Pdl, Alfano : “Sì all'election day'. Anche Maroni favorevole
02/12/2012, 20:20

ROMA – Nulla cambia nel Pdl, le primarie si faranno.
E’ quanto ha comunicato Angelino Alfano alla fine del lungo colloquio con l’ex Premier Berlusconi, presenti anche Gianni Letta e Denis Verdini.
Intanto, il segretario del Pdl, a conclusione dell’incontro, minaccia: “O l'election day per febbraio o ci sarà la crisi di Governo”.
E se sembra dare ascolto alle nuove idee politiche dell’ex Premier, Alfano resta ancora dubbioso sulle sorti e sulle intenzioni indecifrabili del Cavaliere : “La candidatura di Berlusconi è scelta sua che oggi non mi ha manifestato formalmente.

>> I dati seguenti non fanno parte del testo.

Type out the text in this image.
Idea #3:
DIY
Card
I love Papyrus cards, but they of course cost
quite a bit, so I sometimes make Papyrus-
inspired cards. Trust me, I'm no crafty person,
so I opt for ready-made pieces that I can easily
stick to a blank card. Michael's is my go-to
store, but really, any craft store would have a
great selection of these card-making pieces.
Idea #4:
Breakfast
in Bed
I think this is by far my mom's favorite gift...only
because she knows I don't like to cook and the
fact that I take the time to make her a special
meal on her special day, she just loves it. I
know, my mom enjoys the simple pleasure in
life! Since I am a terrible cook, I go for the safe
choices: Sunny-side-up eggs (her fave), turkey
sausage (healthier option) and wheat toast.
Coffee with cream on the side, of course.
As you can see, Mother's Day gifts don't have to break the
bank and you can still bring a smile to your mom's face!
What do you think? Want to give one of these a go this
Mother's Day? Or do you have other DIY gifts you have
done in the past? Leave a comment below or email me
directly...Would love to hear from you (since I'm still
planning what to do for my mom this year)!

Se ci saranno decisioni in questo senso, sarà lui a comunicarlo”, ha chiarito.
Alfano non sembra tradire, il segretario resta fermo e determinato nell’intenzione di confermare le prossime primarie in casa Pdl di cui, però, sembra essere ancora incerta la data decisiva.

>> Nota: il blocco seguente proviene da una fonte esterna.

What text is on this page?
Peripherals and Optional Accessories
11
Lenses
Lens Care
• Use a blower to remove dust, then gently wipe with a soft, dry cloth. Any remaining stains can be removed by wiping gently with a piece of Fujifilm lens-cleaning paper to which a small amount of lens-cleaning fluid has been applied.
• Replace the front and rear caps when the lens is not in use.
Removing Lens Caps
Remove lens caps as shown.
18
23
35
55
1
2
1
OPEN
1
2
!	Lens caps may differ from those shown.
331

Invece, dubbioso e scettico si mostra in merito il Cavaliere: “Andate pure avanti se le volete fare, ma attenti che dopo il successo di quelle del Pd rischiano di essere un flop”, ha comunicato Berlusconi ad Alfano.
Il segretario del Pdl spinge affinché il partito resti unito e chiarisce di aver trovato grande apertura da parte dell’ex Premier, seppur in lui ci sia forte l’esigenza di rinnovamento e di cambiamento, tale da sposare altri progetti.
Alfano ha poi concluso : “Ho fatto presente che la cosa più giusta da fare è stare uniti perché ‚ uniti è più facile vincere, anche cambiando il nome, se serve”.

AGGIORNAMENTO ORE 20:20 DI EMANUELE DE LUCIA

Mentre si sciolgono le prime riserve del Pdl, arriva la proposta del segretario della Lega Nord, Roberto Maroni. "Faccio una proposta ad Alfano, l'election day il 10 febbraio anticipando la scadenza della legislatura". Al margine di una convention della Lega a Genova, Maroni offre una sponda al segretario del Pdl per uscire dall'impasse. "Si può fare a una condizione - ha aggiunto Maroni -, che Alfano e il Pdl facciano cadere Monti dopo l'approvazione della legge di stabilità. Questa è la soluzione che aprirebbe nuovi scenari nel rapporto col Pdl". Nuova ipotesi di coalizione per il centrodestra, dunque.
A Genova il segretario della Lega ha attaccato a spada tratta "il governo fallimonti", annunciando una mozione di sfiducia contro il ministro dell'Economia, cioè lo stesso Monti. Maroni è andato a Genova per ricominciare proprio dalla terra che ha dato i natali all'ex tesoriere del Carroccio, Francesco Belsito, colpevole dello scandalo dei rimborsi elettorali. Un'occasione per il segretario della Lega che ha voluto voltare pagina rispetto al passato e rilanciare la propria battaglia contro il governo Monti, "il governo delle tasse e nemico del nord". Ed ecco che ad Alfano ha proposto di "staccare subito la spina al governo", una scelta che riporterebbe in asse l'alleanza Pdl-Lega.